Introduction
In this exercise you will learn how to use the Python language to webservices that can be used in your web sites. You will also learn how this can be used to make spatial data available as a geo-webservice. In particular you will:
- Define simple services on the webserver using Python CGI;
- Create an simple interface to this service, using the standard CGI parameters;
- Create a REST interface to the same service, using the rewriting capabilities of the server.
NOTE that this exercise is meant as a follow-up to the exercises Web Programming - Short Introduction and Introduction to server-side Python. This description is written supposing you have successfully finished those earlier exercises...!
You should remember from the theory as well as earlier exercises, that the HTTP
standard defines methods (or verbs) to indicate the
desired action to be performed on the identified resource. The HTTP/1.0 specification defined the GET, POST
and HEAD methods and the in later versions added other methods: PUT, PATCH, DELETE, TRACE,CONNECT and OPTIONS.
In our earlier exercise we used only the 2 most common verbs: GET and POST.
- GET is used to request data from a specified resource
- POST is used to submit data to be processed to a specified resource
GET request consists of query strings (name/value pairs) sent in the URL of a request. For instance:
https://gisedu.itc.utwente.nl/student/s1234567/helloworld.py?name=myName&age=23
These name/value pairs are sent in the URL, therefore GET requests should never be used to send sensitive data! GET requests have length restrictions and should be used only to retrieve data. Contrary to GET requests, the query strings (name/value pairs) of a POST request are sent in the HTTP message body. Also, POST requests have no restrictions on data length.
Python has a standard module called CGI
defining some utilities to be used by CGI scripts written
in Python.
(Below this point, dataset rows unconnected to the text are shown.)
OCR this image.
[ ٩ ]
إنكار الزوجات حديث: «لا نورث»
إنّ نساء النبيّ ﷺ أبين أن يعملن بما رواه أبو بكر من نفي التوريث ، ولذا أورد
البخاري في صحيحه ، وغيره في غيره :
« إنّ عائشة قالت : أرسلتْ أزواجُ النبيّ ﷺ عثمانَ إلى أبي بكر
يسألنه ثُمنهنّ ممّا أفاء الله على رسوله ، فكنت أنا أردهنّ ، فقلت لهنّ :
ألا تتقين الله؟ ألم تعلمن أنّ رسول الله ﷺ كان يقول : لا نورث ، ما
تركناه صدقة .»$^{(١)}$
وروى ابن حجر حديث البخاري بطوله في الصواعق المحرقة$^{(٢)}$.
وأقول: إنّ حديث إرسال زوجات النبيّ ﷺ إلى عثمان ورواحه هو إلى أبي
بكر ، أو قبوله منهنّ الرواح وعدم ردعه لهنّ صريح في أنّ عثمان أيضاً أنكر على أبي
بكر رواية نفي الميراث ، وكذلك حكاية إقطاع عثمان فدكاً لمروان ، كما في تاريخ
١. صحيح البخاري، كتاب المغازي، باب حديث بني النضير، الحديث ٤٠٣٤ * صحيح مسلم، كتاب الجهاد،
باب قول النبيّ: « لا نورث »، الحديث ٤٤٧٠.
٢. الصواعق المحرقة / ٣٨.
In particular, we can use the CGI module to read the query strings of GET and POST requests.
Parameters passed to the script via an HTTP POST or GET request are stored in the QUERY_STRING environment
variable before the script is called. The script can use the FieldStorage()
class to read these
environment variables and use them to prepare a response.
In the theory parts of this course, we have learned that "Webservices are loosely coupled, contracted components that communicate via standardised interfaces [after Schmelzer, 2002]." The service is made available on the WWW as a resource:
- Resources are identified by a URL (Uniform Resource Locator). A physical URL points at something that can actually be loaded or executed, for instance a web page or
a Python script:
../student/s1234567/create_geosjon.py
- Resources are returned in many formats, such as HTML, JSON, XML, SVG, etc. Clients can specify the format they wish.
- Client requests and server responses are self-descriptive messages. Each request/response cycle is stateless, that is, a new request/response is independent from, and ignorant of, previous ones.